My name is Tessa Nasca and I am a Masters of Sustainability Studies student at Trent University. Through the Sustainability Studies program and the Trent Centre for Community Based Education, I will be engaging in a participatory urban planning project called Active Neighbourhoods Canada [ANC]. The ANC project (a part of CFICE Community Environmental Sustainability Hub) seeks to involve community members in reimaging their public spaces, namely streets and sidewalks, and envisions how we can better share this public space between pedestrians, cyclists, and motor vehicle drivers. By giving the community ownership over processes of urban planning and community design, the ANC project hopes to demonstrate how streets and sidewalks can become vibrant and enlivened public spaces that encourage community members to choose active transportation.

As I undertake my research and engagement with the ANC project, it is important to a have strong understanding of best practices and current research in the active transportation field. Through the support of the CFICE Knowledge Mobilization Hub, I was able to attend the 2014 ProWalk, ProBike, ProPlace conference. ProWalk, ProBike, ProPlace is one of the largest international conferences in active transportation and urban placemaking, brining together nearly 1,500 professionals, academics, and community practitioners to discuss how we can build lively, healthy, and prosperous communities through the creation of viable active transportation systems.

While the ANC project was too early in its development for me to present on project results, my attendance at ProWalk, ProBike, ProPlace provided me with the opportunity to explore best practices and current research related to the ANC project. Presentations at the conference addressed a broad spectrum of elements necessary to build active transportation friendly communities, from technical design elements, policy and advocacy initiatives, evaluation and benchmarking, community engagement strategies, to citizen-led do-it-yourself urban interventions. My exposure to each of these elements will enable me to contribute more fully to the local ANC working group and to better support the project design, implementation, and evaluation phases.ConferenceInfographic-01

Although ProWalk ProBike ProPlace introduced me to a breadth of approaches to building active transportation friendly communities, the new concept that most excited me was the use of tactical urbanism in encouraging active transportation use. Tactical urbanism is an emergent trend in urban placemaking aimed towards creating short-term, inexpensive, and easily implementable interventions to temporarily transform public spaces. Examples of tactical urbanism projects could include: transforming parking spaces to parklets for a day, creating a pop-up bicycle lane, animating a street with a participatory art installation, or temporarily closing a residential street to create a play street. Tactical urbanism can be a powerful tool for community engagement because it involves projects that are accessible, flexible, and easily implementable. By giving community members the opportunity to temporarily shape their public spaces, tactical urbanism can inspire the community to imagine more vibrant public spaces, and to choose to work for more permanent change.

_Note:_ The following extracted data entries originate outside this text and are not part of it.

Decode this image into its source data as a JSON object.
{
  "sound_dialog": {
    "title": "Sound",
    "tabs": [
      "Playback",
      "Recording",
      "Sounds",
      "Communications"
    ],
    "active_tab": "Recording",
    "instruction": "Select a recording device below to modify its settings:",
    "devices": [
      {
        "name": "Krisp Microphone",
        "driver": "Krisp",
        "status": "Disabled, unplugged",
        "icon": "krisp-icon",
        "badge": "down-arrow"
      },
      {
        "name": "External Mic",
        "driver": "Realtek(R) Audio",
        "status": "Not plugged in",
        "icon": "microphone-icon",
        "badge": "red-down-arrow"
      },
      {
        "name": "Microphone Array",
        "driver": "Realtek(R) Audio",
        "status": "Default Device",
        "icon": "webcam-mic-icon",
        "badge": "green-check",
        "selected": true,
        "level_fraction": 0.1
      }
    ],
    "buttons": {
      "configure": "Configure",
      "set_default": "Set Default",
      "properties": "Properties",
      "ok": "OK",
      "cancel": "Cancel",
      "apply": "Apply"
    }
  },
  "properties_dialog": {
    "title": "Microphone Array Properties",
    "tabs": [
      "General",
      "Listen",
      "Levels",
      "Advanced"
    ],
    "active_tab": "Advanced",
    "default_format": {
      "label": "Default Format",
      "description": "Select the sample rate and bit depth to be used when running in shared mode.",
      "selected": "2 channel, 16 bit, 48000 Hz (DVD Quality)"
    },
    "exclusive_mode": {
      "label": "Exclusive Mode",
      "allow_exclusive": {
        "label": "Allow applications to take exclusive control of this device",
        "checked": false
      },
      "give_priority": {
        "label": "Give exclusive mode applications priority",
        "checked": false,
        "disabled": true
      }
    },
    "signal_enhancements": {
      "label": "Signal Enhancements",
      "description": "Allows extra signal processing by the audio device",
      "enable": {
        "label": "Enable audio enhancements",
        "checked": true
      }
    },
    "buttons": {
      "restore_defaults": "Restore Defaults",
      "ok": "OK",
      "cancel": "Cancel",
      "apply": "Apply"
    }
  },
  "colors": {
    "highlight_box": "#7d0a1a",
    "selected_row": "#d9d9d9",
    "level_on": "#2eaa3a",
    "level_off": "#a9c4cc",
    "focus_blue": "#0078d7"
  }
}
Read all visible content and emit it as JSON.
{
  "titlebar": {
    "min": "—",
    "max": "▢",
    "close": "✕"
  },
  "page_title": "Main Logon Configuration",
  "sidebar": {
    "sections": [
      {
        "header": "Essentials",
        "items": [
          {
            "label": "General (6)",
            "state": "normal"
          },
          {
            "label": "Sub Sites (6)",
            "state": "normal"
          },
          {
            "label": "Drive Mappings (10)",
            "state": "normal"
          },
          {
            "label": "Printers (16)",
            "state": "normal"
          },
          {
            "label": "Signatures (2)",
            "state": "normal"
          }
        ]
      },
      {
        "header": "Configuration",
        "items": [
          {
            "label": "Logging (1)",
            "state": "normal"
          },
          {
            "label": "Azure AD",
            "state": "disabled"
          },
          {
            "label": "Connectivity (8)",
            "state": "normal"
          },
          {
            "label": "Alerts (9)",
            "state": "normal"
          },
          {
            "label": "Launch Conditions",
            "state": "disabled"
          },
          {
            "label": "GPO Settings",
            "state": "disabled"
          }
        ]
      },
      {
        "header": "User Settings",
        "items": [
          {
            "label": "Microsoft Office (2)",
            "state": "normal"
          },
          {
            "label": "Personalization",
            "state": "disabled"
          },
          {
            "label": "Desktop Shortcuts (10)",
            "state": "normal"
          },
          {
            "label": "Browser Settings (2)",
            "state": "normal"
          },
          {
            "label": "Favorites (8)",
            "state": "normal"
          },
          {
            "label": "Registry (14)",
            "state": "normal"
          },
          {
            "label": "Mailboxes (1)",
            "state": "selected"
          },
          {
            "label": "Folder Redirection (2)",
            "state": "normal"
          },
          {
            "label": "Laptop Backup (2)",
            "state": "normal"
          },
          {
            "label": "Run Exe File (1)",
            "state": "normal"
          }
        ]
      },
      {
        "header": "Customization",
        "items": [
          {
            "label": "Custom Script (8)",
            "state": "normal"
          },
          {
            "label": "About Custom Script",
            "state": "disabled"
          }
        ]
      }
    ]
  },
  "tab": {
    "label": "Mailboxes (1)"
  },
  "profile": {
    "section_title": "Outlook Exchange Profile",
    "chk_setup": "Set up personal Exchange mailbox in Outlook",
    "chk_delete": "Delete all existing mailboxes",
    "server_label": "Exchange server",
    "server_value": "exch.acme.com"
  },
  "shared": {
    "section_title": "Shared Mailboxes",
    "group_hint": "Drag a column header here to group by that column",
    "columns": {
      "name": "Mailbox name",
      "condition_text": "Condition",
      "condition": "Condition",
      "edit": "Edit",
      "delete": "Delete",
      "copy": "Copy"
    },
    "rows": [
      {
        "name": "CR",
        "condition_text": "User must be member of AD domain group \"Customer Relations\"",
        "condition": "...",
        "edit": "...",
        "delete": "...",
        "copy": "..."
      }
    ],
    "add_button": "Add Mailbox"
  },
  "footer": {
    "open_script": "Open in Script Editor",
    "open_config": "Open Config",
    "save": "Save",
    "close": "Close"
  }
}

As the community working group meets to discuss the early stages of the ANC project, the idea of using tactical urbanism to engage community has already sparked an interest. We have discussed creating a series of play streets in the neighbourhood, engaging the arts community enlivening the public park, and creating pop-up cycling infrastructure along the neighborhood’s most heavily trafficked cycling corridor. I am hopeful that some of these short-term interventions will inspire the community to work towards more permanent changes to their community design.

Overall, the ideas and experience I gained through my participation in ProWalk ProBike ProPlace will provide added value to the local ANC project. My attendance at this conference exposed me the spectrum elements necessary in designing, building, and evaluating active transportation friendly communities, and this foundation has provided me with increased capacity to meaningfully engage with the ANC project.